Sharon Graham, General Secretary of Unite the Union, has long championed herself as the workers’ fighter — a firebrand who once led her first strike at 17 and who famously went to war with Amazon and British Airways over workers’ rights.

But now, questions are being raised about whether the leadership of one of Britain’s most powerful unions is still living the reality of the members it claims to represent.

While frontline staff in care homes, warehouses, NHS wards and bus depots fight for inflation-matching pay, Unite’s leader is reportedly worth between £800,000 and £4 million — a staggering sum for someone meant to embody the spirit of working-class struggle. The previous General Secretary was paid over £100,000 a year, and Graham’s current salary remains undisclosed.

Many will argue she’s earned it. That she’s one of the few union bosses who still uses the word “strike” and means it. But others are asking: how does a figure with millionaire-level wealth still claim to be shoulder-to-shoulder with workers using food banks?

It’s not just the money. It’s what the money symbolises.

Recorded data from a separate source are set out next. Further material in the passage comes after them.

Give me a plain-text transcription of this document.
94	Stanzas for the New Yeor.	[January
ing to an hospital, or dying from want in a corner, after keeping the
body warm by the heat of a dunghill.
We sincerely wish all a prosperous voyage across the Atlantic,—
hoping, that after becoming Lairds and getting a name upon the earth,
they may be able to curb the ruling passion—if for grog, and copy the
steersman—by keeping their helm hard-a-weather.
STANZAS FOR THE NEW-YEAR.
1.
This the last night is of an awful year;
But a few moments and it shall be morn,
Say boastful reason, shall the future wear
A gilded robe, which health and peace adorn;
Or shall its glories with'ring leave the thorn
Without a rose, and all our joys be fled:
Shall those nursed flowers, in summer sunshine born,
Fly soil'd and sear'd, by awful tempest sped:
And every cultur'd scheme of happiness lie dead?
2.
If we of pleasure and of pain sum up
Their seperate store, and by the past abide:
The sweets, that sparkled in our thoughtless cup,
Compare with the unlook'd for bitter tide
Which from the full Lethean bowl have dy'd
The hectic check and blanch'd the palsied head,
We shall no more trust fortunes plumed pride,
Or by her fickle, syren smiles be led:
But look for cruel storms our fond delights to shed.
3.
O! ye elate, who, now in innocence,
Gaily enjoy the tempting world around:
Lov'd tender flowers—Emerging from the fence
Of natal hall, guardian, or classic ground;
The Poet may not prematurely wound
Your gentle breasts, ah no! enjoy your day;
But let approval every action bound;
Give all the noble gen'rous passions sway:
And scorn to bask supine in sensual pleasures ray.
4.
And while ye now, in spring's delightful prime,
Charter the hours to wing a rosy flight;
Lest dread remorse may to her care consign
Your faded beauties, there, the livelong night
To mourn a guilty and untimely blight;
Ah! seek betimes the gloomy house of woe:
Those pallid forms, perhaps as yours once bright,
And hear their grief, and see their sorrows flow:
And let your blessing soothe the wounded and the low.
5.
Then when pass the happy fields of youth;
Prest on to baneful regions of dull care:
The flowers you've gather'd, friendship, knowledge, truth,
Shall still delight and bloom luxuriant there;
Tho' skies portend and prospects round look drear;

Unions once stood for modest pay, transparency, and leadership grounded in lived experience. So when the General Secretary earns six figures while hospital porters strike to keep their heating on — it’s not just a PR problem. It’s a credibility problem.

The danger? That unions start looking less like grassroots movements — and more like corporate machines with their own elite.

Nobody’s saying leaders shouldn’t be paid well. But in a country where wage inequality is spiralling, and workers are literally dying on the job, perhaps it’s time for trade union leaders to walk a little closer to the ground again.